C’est tout l’enjeu de cette première partie sur les trois comportées, l’auteur trace le portrait d’un homme falot, qui vit de la rente familiale et essaie d’écrire dans un gros cahier à couverture verte.
Son mépris des autres est affiché, il conforte son mode de vie en s’appuyant sur son refus des convenances, il se donne ainsi un sentiment de dimension personnelle.
Il a des voisins, un couple, Nicolas le Russe et Anita, tous deux ont un physique avantageux, une présence. Ce couple est comme un miroir déformant pour le narrateur et sa proie.
Au fil de la narration les deux relations sont mises en abyme.
Il flâne dans sa ville de jour ou de nuit, hanté par ce qu’il fut adolescent, pelisse de celui qui est gris quasi transparent, qui n’intéresse personne.
C’est ainsi que sa route croise celle d’une petite fille, Isabelle, blonde et elle aussi falote, qui sort de l’institution religieuse où elle s’instruit.

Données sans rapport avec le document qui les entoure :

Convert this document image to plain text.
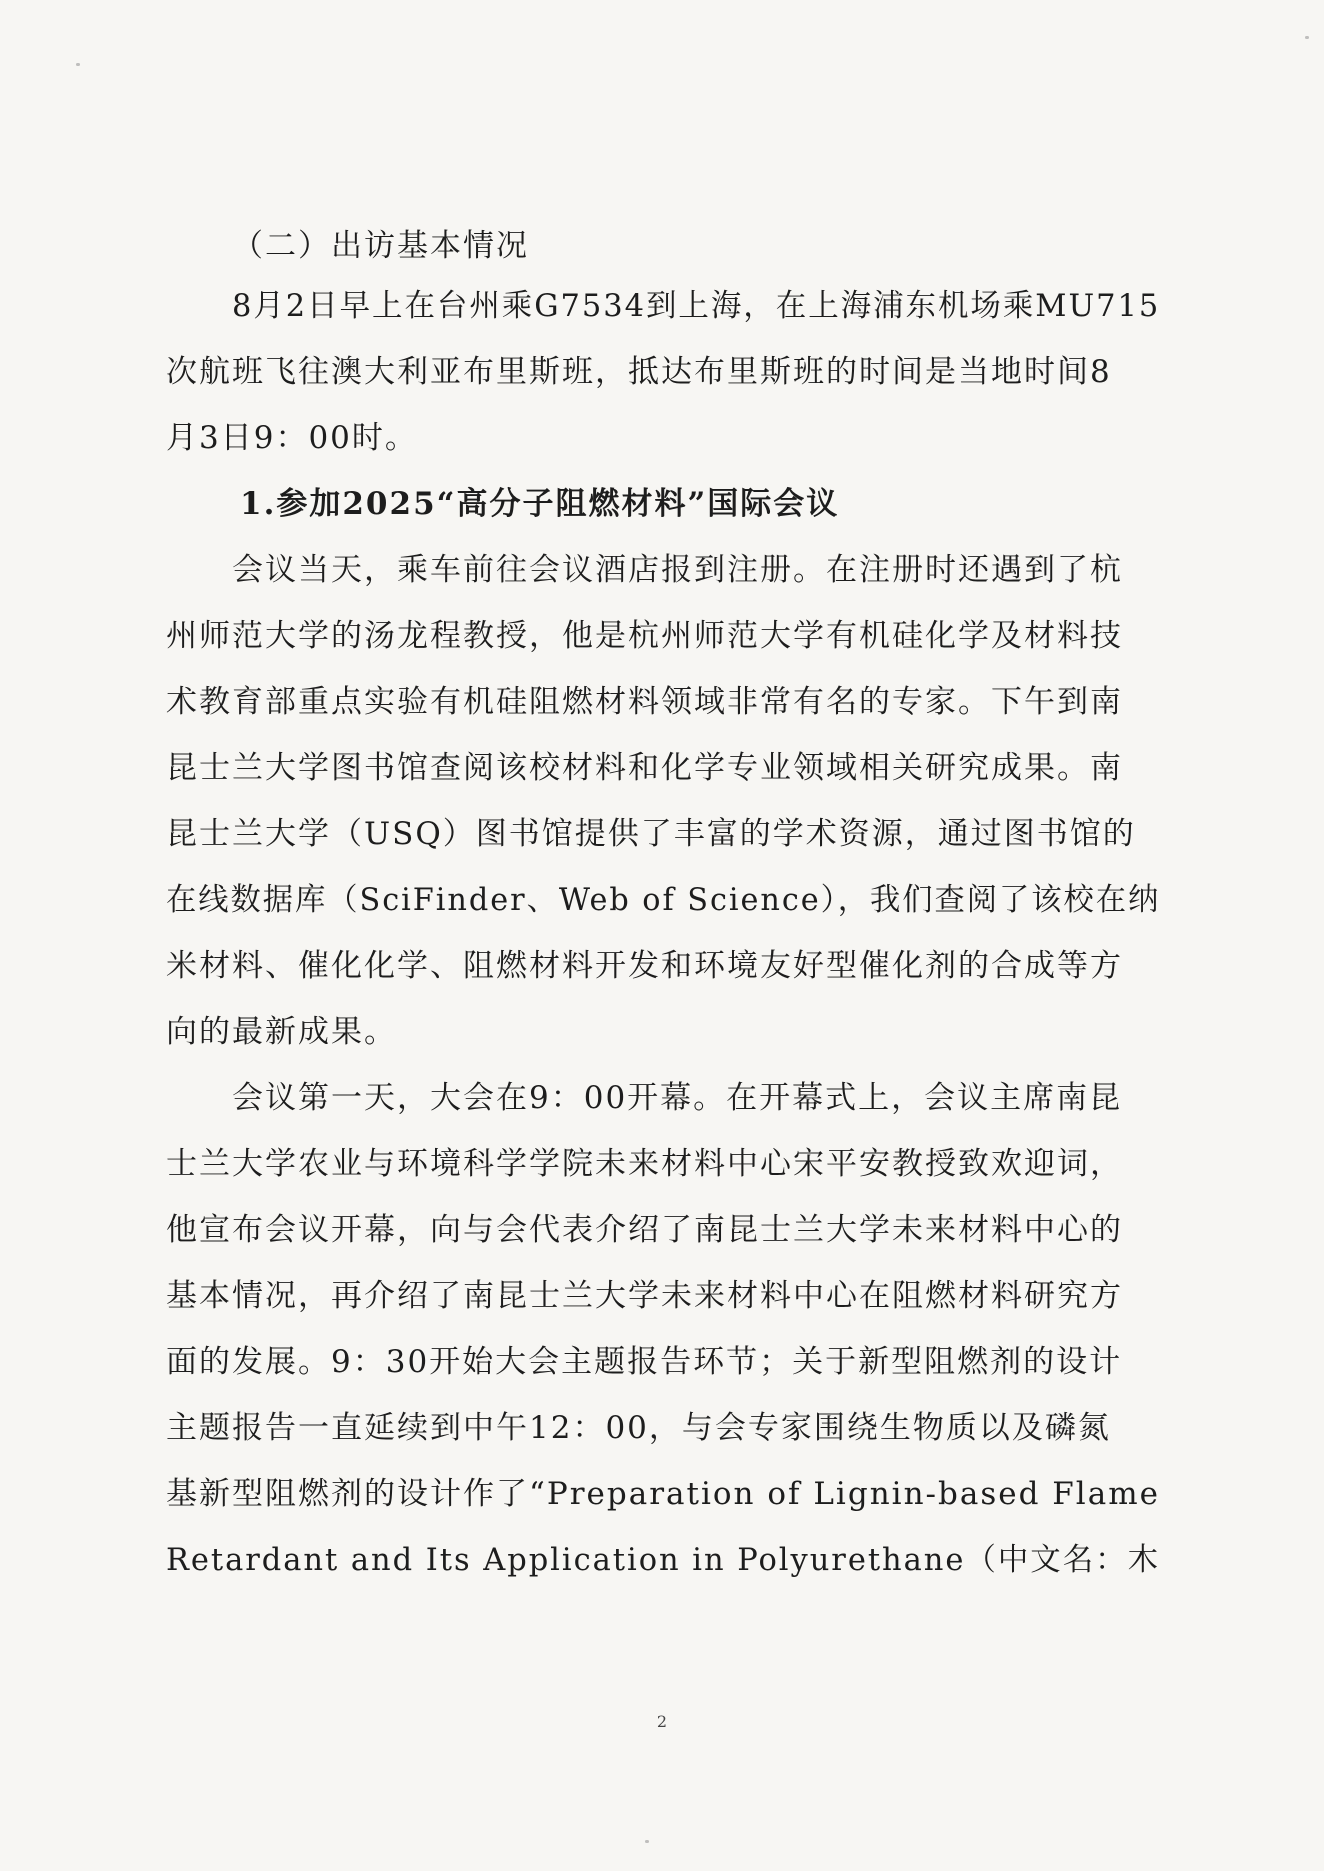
（二）出访基本情况
8月2日早上在台州乘G7534到上海，在上海浦东机场乘MU715
次航班飞往澳大利亚布里斯班，抵达布里斯班的时间是当地时间8
月3日9：00时。
1.参加2025“高分子阻燃材料”国际会议
会议当天，乘车前往会议酒店报到注册。在注册时还遇到了杭
州师范大学的汤龙程教授，他是杭州师范大学有机硅化学及材料技
术教育部重点实验有机硅阻燃材料领域非常有名的专家。下午到南
昆士兰大学图书馆查阅该校材料和化学专业领域相关研究成果。南
昆士兰大学（USQ）图书馆提供了丰富的学术资源，通过图书馆的
在线数据库（SciFinder、Web of Science），我们查阅了该校在纳
米材料、催化化学、阻燃材料开发和环境友好型催化剂的合成等方
向的最新成果。
会议第一天，大会在9：00开幕。在开幕式上，会议主席南昆
士兰大学农业与环境科学学院未来材料中心宋平安教授致欢迎词，
他宣布会议开幕，向与会代表介绍了南昆士兰大学未来材料中心的
基本情况，再介绍了南昆士兰大学未来材料中心在阻燃材料研究方
面的发展。9：30开始大会主题报告环节；关于新型阻燃剂的设计
主题报告一直延续到中午12：00，与会专家围绕生物质以及磷氮
基新型阻燃剂的设计作了“Preparation of Lignin-based Flame
Retardant and Its Application in Polyurethane（中文名：木
2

Elle devient son obsession, son but.
Il la traque et finit par faire sa connaissance.
Le deuxième acte le narrateur est en proie avec ses démons : le loup cherche l’aventure.
La suivre chaque jour de chez elle à l’école et de l’école à chez elle. Elle est obligée de traverser le Jardin public, lieu propice à apprivoiser ce petit animal pas si sauvage que cela.
L’émotion est plus dans la chasse que dans sa présence réelle.
« Elle est neuve, étonnée de tout. Elle a vécu jusqu’à ce jour retranchée de la vie, privée de ces menus plaisirs dont les filles de son âge sont déjà lassées. C’est une chance pour moi. »
Il l’apprivoise c’était inévitable, la scène dans la forêt est digne d’un conte noir, tant le narrateur semble déconnecté de la réalité, ils sont au cœur de l’hiver et ses souvenirs sont ceux d’une promenade en été.
Cette chasse est décrite avec une précision chirurgicale, chaque geste, chaque mot sont importants.
Une pensée décortiquée qui ne fait qu’accentuer encore le loup guettant l’agneau.
L’animalité est confirmée jusqu’à la phagocytose virtuelle.
Du côté de sa petite fille c’est la docilité qui prime, l’écrivain peut y voir une page blanche à écrire.
La dernière partie est celle de l’introspection.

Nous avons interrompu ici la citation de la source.